Soumise aux vapeurs, fumées et diverses odeurs, la cuisine nécessite un bon système de ventilation. Si elle est ouverte, les odeurs circulent d’autant plus vite. Investir dans une hotte sera donc indispensable. Deux systèmes existent sur le marché.

  • Les modèles à extraction (ou évacuation) exigent une arrivée d’air dans la cuisine. C’est le système le plus efficace pour expulser les odeurs et l’humidité hors de la maison, tout en captant les graisses via des filtres en métal tressé.
  • Les modèles à recyclage traitent et recyclent l’air en circuit fermé, mais ne nécessitent pas de sortie d’air. Elles s’adaptent particulièrement aux appartements.
    Aujourd’hui, les fabricants rivalisent d’esthétisme sans renier les performances des appareils. Les derniers modèles se font également de plus en plus silencieux. Hotte murale, en îlot ou intégrée au plan de travail, le choix ne manque pas !

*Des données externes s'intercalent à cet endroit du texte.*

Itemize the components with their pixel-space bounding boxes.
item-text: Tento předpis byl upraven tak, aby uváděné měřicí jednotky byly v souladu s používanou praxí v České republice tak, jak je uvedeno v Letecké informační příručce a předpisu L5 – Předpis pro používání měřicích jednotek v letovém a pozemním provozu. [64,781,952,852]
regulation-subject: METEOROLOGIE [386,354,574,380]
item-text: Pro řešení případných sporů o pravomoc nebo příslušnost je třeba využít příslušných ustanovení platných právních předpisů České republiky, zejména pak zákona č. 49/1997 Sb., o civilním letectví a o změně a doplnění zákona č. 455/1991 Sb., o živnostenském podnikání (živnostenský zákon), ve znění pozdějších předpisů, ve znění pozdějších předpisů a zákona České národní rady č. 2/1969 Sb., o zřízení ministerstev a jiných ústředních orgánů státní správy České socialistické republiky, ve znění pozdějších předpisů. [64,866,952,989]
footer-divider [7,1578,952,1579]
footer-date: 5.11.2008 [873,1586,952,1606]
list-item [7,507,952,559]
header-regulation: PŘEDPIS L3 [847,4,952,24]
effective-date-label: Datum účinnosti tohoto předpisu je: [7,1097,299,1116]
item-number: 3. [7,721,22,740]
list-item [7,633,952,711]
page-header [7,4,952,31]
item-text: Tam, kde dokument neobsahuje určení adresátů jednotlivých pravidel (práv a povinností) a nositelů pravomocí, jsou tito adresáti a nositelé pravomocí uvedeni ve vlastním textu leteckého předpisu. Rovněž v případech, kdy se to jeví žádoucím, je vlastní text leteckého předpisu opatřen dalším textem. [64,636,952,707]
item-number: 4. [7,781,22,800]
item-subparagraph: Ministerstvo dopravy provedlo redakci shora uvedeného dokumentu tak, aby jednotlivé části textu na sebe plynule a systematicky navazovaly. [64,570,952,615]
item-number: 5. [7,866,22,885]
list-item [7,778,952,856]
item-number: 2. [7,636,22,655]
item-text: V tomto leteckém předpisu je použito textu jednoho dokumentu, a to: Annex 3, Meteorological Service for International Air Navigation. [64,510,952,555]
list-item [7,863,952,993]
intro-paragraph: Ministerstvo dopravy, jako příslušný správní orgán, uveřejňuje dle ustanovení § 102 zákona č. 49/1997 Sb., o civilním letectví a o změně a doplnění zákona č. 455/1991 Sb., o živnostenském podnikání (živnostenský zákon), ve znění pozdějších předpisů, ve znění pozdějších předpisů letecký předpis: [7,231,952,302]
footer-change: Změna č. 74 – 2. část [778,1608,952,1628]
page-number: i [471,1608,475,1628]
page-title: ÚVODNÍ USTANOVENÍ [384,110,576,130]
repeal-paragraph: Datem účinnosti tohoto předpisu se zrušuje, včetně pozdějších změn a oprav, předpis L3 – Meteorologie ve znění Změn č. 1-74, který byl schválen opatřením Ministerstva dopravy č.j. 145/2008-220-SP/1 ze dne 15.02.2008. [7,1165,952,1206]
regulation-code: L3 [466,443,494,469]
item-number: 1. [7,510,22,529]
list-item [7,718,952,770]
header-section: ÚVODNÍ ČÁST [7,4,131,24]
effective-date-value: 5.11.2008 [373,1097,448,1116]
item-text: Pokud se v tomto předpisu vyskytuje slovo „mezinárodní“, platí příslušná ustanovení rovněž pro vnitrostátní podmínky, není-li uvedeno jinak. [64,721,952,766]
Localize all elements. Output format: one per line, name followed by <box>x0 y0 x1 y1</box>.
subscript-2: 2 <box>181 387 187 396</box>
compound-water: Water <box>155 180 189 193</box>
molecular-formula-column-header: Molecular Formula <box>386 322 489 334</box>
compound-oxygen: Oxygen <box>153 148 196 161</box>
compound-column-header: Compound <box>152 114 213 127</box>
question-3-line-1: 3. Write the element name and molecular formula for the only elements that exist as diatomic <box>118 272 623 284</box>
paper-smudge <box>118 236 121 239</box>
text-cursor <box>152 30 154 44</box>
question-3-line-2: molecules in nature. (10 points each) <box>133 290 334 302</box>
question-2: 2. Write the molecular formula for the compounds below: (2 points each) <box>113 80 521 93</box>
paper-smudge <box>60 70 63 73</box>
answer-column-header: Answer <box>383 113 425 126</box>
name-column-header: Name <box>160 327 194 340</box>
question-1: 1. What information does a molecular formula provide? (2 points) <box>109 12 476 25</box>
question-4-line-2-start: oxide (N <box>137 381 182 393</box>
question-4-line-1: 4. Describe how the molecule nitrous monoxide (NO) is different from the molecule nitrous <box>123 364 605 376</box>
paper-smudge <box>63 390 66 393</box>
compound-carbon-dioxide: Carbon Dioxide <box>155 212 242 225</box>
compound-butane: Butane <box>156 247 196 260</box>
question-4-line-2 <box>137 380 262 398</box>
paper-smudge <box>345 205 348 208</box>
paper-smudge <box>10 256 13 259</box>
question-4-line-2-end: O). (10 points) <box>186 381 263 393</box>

7. Omettre l’espace recyclage

Le tri sélectif est entré dans les mœurs. Or, il commence dans la cuisine ! Oublier d’aménager différentes zones à cet effet risque de créer la confusion. Les cartons d’emballage, les bouteilles en plastique et les bocaux en verre ont tendance à s’entasser. Opter pour une poubelle sous plan – placée le plus souvent sous l’évier – favorise le tri sélectif. Il existe aussi des modèles à pose libre. Pensez donc, dès la conception du projet, à un espace dédié avec compartiments multiples. Un bac se destine à la poubelle ordinaire, un autre au plastique et au carton et un troisième au verre.

L’ergonomie et la fonctionnalité sont les deux critères principaux dont doit être dotée votre future cuisine. Le mieux est de faire appel à un professionnel qui saura imaginer la cuisine de vos rêves, belle et pratique ! Et ce, même si l’espace dédié comprend des particularités (étroitesse, angles…).